Download or read book Our Friends the Enemies written by Christine Haynes and published by Harvard University Press. This book was released on 2018-11-05 with total page 417 pages. Available in PDF, EPUB and Kindle. Book excerpt: The Napoleonic wars did not end with Waterloo. That famous battle was just the beginning of a long, complex transition to peace. After a massive invasion of France by more than a million soldiers from across Europe, the Allied powers insisted on a long-term occupation of the country to guarantee that the defeated nation rebuild itself and pay substantial reparations to its conquerors. Our Friends the Enemies provides the first comprehensive history of the post-Napoleonic occupation of France and its innovative approach to peacemaking. From 1815 to 1818, a multinational force of 150,000 men under the command of the Duke of Wellington occupied northeastern France. From military, political, and cultural perspectives, Christine Haynes reconstructs the experience of the occupiers and the occupied in Paris and across the French countryside. The occupation involved some violence, but it also promoted considerable exchange and reconciliation between the French and their former enemies. By forcing the restored monarchy to undertake reforms to meet its financial obligations, this early peacekeeping operation played a pivotal role in the economic and political reconstruction of France after twenty-five years of revolution and war. Transforming former European enemies into allies, the mission established Paris as a cosmopolitan capital and foreshadowed efforts at postwar reconstruction in the twentieth century.

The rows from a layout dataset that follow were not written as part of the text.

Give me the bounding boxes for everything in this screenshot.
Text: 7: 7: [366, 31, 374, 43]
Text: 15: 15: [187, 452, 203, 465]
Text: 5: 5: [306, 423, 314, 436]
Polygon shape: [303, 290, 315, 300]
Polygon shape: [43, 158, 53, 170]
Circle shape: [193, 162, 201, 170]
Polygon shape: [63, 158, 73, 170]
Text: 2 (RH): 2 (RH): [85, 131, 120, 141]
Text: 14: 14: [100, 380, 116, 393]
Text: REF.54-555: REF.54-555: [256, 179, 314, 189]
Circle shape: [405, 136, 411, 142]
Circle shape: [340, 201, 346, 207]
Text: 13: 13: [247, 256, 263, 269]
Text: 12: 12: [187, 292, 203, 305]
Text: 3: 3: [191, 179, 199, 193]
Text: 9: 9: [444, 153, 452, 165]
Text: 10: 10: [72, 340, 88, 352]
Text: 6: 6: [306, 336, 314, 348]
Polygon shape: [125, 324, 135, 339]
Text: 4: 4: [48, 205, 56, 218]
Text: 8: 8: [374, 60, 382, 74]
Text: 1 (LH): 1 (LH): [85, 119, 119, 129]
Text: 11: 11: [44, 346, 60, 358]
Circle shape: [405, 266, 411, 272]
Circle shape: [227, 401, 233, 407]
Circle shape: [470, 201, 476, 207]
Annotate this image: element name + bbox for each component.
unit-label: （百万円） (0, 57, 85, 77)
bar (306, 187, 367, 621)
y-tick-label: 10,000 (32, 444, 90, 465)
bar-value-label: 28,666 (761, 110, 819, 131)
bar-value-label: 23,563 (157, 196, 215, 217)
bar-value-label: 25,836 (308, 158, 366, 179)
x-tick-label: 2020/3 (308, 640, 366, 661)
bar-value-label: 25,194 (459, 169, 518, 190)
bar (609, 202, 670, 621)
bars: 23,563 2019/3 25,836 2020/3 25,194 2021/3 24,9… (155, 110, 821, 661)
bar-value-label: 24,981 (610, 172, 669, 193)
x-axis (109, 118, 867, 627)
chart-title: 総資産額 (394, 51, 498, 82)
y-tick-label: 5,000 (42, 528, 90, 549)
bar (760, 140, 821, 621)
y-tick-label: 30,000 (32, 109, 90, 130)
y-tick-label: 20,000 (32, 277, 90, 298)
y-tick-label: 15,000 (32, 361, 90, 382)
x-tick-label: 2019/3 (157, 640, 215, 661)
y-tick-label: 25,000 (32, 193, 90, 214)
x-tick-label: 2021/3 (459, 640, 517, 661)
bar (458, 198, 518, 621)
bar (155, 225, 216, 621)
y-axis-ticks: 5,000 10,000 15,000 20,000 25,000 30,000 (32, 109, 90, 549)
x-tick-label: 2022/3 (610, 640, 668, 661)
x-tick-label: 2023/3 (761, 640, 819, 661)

Book The United States and the Making of Postwar France  1945 1954

Download or read book The United States and the Making of Postwar France 1945 1954 written by Irwin M. Wall and published by Cambridge University Press. This book was released on 1991-05-31 with total page 340 pages. Available in PDF, EPUB and Kindle. Book excerpt: A study of the American government's influence in France during the critical postwar period.

Book What Unions No Longer Do

Download or read book What Unions No Longer Do written by Jake Rosenfeld and published by Harvard University Press. This book was released on 2014-02-10 with total page 288 pages. Available in PDF, EPUB and Kindle. Book excerpt: From workers' wages to presidential elections, labor unions once exerted tremendous clout in American life. In the immediate post-World War II era, one in three workers belonged to a union. The fraction now is close to one in five, and just one in ten in the private sector. The only thing big about Big Labor today is the scope of its problems. While many studies have explained the causes of this decline, What Unions No Longer Do shows the broad repercussions of labor's collapse for the American economy and polity. Organized labor was not just a minor player during the middle decades of the twentieth century, Jake Rosenfeld asserts. For generations it was the core institution fighting for economic and political equality in the United States. Unions leveraged their bargaining power to deliver benefits to workers while shaping cultural understandings of fairness in the workplace. What Unions No Longer Do details the consequences of labor's decline, including poorer working conditions, less economic assimilation for immigrants, and wage stagnation among African-Americans. In short, unions are no longer instrumental in combating inequality in our economy and our politics, resulting in a sharp decline in the prospects of American workers and their families.